The machine learning algorithms effectively predicted postoperative lower limb deep vein thrombosis in colorectal cancer patients. The XGBoost model demonstrated strong potential for improving early detection and treatment in clinical settings.
结直肠癌是消化系统常见的恶性肿瘤,发病率呈上升趋势。下肢深静脉血栓形成(DVT)是常见的术后并发症,发生率高达40%。
本研究旨在开发并验证一种机器学习模型(ML),以预测结直肠癌患者下肢深静脉血栓形成的风险,促进采取预防和治疗措施,以加快康复并确保安全。
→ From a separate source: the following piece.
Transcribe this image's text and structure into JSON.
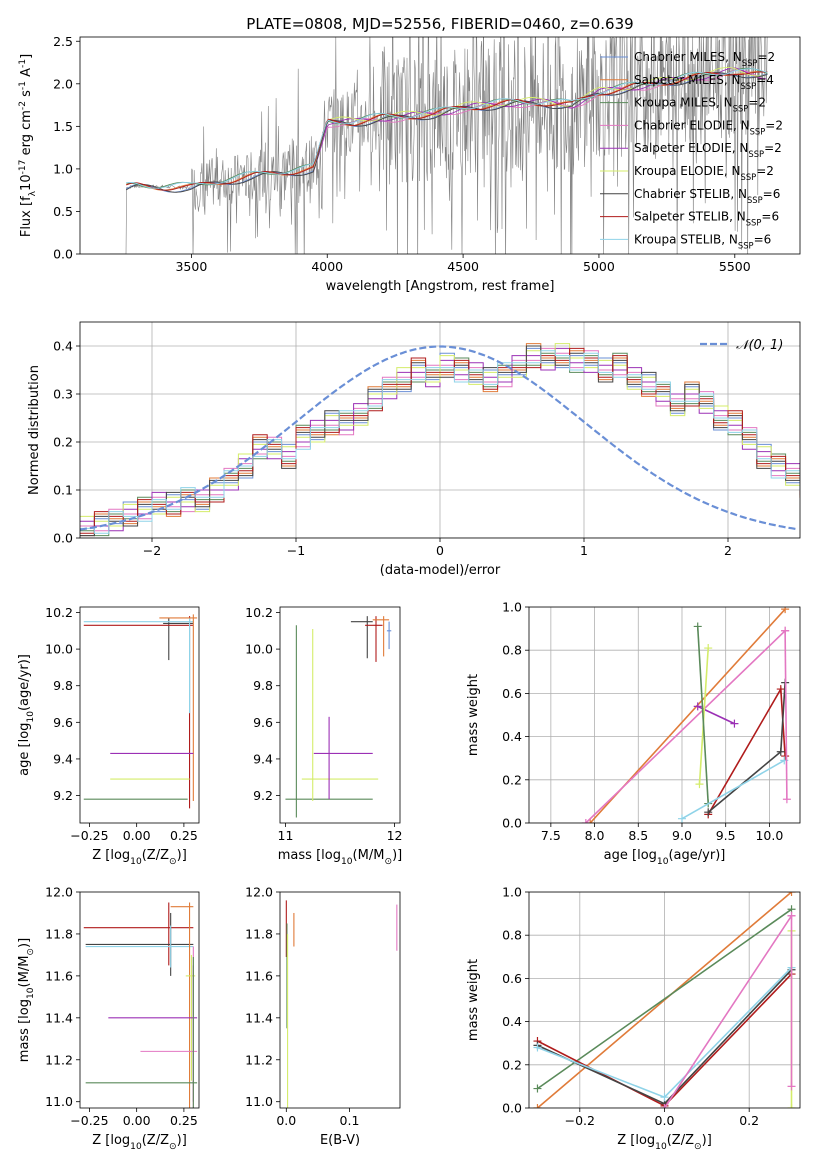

在这项回顾性队列研究中,我们收集了2021年1月至2024年1月期间429例结直肠癌患者的数据。病历包括年龄、血液检查结果、体重指数、基础疾病、临床分期、组织学类型、手术方法和术后并发症。我们采用合成少数过采样技术来处理数据不平衡问题,并将数据集按7:3的比例分为训练集和验证集。使用随机森林(RF)、XGBoost和最小绝对收缩和选择算子算法(LASSO)进行特征选择。然后我们训练了六种机器学习模型:逻辑回归(LR)、朴素贝叶斯(NB)、高斯过程(GP)、随机森林、XGBoost和多层感知器(MLP)。使用受试者工作特征曲线下面积、准确率、敏感性、特异性、F1分数和混淆矩阵等指标评估模型的性能。此外,使用SHAP和LIME来增强结果的可解释性。
该研究将随机森林、XGBoost算法和LASSO回归与单变量回归分析相结合,以确定显著的预测因素,包括年龄、术前前白蛋白、术前白蛋白、术前血红蛋白、手术时间、PIKVA2、癌胚抗原(CEA)和术前中性粒细胞计数。XGBoost模型优于其他ML算法,曲线下面积(AUC)为0.996,准确率为0.9636,特异性为0.9778,F1分数为0.9576。此外,SHAP方法确定年龄和术前前白蛋白是影响ML模型预测的主要决定因素。最后,该研究使用LIME对个体预测进行更精确的预测和解释。
机器学习算法有效地预测了结直肠癌患者术后下肢深静脉血栓形成。XGBoost模型在临床环境中改善早期检测和治疗方面显示出强大的潜力。